Scope and Content Note
The papers of James Harrison Wilson (1837-1925) span the years 1861-1923, with the bulk from the period 1890-1915. Included in the collection are correspondence, letterpress copy books, letterbooks, business papers, speeches, articles, books, newspaper clippings, a scrapbook, and poems by the sculptor James Edward Kelly. The collection is organized in five series: General Correspondence ; Letterpress Copy Books ; Letterbooks ; Book, Article, and Speech File ; and Subject File .
The General Correspondence series forms the bulk of the collection, documenting a portion of Wilson's life and dealing with subjects such as the Civil War, railroad affairs, politics, foreign policy, the Spanish-American War, Cuban affairs, and the China Relief Expedition of 1900. A large amount of the correspondence deals with Wilson's writings and business ventures.

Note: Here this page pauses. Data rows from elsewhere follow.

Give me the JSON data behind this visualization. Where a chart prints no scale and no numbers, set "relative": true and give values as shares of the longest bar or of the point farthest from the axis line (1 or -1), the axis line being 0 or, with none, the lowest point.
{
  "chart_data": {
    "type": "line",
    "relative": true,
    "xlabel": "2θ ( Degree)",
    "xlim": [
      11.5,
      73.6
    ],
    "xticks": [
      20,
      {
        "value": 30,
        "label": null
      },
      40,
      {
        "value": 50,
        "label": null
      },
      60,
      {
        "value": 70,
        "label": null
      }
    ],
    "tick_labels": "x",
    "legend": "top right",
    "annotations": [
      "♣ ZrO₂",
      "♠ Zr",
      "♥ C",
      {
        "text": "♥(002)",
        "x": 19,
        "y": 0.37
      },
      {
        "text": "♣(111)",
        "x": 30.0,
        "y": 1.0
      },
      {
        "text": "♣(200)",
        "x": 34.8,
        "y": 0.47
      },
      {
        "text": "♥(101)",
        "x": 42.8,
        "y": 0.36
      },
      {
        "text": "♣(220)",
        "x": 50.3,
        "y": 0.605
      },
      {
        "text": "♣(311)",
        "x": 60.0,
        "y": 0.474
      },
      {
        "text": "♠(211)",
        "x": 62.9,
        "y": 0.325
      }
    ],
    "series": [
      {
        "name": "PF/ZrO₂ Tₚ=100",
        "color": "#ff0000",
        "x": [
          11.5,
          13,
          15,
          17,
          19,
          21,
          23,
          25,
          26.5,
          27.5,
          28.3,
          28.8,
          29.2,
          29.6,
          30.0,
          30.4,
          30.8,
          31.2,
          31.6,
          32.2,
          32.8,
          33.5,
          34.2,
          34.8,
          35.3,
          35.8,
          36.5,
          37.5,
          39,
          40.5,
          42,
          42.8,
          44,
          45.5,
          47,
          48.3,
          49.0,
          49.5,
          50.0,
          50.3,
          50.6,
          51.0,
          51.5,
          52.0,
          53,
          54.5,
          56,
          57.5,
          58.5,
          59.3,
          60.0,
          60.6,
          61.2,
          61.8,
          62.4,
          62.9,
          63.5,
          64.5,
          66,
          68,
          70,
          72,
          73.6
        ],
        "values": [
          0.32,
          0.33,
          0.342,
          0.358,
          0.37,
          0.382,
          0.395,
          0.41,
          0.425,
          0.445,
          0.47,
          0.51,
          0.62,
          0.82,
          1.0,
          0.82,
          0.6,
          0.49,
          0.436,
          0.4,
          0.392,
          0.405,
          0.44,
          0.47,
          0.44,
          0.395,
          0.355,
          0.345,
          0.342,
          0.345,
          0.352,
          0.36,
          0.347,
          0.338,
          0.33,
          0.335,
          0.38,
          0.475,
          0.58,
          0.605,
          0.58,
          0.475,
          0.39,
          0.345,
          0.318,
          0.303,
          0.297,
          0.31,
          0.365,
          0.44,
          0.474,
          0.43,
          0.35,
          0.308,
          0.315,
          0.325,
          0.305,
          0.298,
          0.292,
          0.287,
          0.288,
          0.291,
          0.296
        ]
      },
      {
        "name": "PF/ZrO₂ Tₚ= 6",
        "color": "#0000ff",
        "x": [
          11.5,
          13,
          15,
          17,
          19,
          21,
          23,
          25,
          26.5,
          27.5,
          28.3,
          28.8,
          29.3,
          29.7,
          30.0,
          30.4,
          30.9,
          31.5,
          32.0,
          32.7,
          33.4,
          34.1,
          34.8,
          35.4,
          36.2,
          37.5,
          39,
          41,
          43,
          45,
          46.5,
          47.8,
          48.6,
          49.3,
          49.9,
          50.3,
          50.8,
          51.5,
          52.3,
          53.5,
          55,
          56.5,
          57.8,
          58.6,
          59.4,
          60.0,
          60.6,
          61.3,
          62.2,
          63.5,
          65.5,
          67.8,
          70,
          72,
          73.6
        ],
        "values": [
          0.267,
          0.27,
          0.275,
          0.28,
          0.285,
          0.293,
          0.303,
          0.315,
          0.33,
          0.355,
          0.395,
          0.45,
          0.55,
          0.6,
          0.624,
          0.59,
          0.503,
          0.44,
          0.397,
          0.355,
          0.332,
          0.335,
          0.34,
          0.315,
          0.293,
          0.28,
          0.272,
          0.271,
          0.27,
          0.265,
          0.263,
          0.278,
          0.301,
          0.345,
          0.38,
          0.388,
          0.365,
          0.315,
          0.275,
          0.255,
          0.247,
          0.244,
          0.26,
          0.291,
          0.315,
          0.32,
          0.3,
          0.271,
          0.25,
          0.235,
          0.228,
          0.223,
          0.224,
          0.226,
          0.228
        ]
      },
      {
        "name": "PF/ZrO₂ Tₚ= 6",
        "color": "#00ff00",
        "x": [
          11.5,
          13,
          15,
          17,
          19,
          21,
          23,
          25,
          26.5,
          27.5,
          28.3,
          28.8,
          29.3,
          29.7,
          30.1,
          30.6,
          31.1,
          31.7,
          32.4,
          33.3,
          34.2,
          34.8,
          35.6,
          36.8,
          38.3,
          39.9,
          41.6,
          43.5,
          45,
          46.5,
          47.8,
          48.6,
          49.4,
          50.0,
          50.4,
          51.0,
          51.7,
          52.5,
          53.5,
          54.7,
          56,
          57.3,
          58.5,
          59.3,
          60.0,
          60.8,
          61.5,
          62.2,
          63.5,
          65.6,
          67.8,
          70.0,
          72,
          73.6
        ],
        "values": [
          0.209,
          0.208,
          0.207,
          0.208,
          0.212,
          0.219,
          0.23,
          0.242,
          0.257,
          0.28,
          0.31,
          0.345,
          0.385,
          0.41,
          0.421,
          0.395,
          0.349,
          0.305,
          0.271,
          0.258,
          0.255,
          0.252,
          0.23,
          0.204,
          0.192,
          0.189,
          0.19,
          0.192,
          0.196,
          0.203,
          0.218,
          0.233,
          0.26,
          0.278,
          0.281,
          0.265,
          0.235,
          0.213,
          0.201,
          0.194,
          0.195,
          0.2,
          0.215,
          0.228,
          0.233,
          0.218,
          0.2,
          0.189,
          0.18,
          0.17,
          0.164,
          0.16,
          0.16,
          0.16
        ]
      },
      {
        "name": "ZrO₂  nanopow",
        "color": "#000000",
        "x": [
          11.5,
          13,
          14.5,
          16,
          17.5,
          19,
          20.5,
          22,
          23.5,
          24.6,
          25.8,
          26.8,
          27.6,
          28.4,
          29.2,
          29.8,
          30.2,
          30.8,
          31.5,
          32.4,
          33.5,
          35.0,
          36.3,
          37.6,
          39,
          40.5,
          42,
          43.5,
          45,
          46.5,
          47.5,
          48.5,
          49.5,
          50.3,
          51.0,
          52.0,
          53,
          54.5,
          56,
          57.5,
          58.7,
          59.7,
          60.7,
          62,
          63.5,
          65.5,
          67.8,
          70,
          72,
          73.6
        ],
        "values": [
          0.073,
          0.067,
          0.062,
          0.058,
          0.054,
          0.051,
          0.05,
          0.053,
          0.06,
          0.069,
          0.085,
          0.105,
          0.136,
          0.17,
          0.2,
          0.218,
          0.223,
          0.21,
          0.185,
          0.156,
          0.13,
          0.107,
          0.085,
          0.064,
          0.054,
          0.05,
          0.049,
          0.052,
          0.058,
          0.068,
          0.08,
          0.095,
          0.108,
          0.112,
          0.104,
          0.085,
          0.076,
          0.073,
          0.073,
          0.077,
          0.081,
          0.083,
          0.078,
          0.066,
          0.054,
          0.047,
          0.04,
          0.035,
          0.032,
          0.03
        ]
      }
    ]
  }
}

Much of the correspondence is with political figures and military officers. Correspondents include Charles Francis Adams, Adam Badeau, Simeon E. Baldwin, Tasker Howard Bliss, Andrew Carnegie, Henry Clark Corbin, E. H. Crowder, Shelby M. Cullom, Charles A. Dana, Grenville Mellen Dodge, Stuyvesant Fish, Hamlin Garland, Frederick John Kingsbury, Robert Todd Lincoln, Henry Cabot Lodge, William McKinley, John Bassett Moore, George Haven Putnam, Whitelaw Reid, Theodore Roosevelt, Elihu Root, Francis Lynde Stetson, Moorfield Storey, Oswald Garrison Villard, Paul M. Warburg, Horace White, and John Russell Young. An especially large amount of personal and business correspondence is with Edward Francis Winslow, Wilson's comrade-in-arms and business associate on railway construction and operations of the St. Louis and Southeastern Railway Company.
In the Book, Article, and Speech File are drafts and typescripts of a number of Wilson's writings, including his Life and Services of William Farrar Smith (1904), The Life of Charles A. Dana (1907), and The Life of John A. Rawlins (1916). The file also includes extracts of Rawlins's letters. Under the Old Flag (1912),Wilson's memoirs, appears in many incomplete drafts, one set with corrections and suggestions by Bluford Wilson, the brother of the author. The papers also contain several unpublished manuscripts, including the incomplete “Heroes of the Great Rebellion.”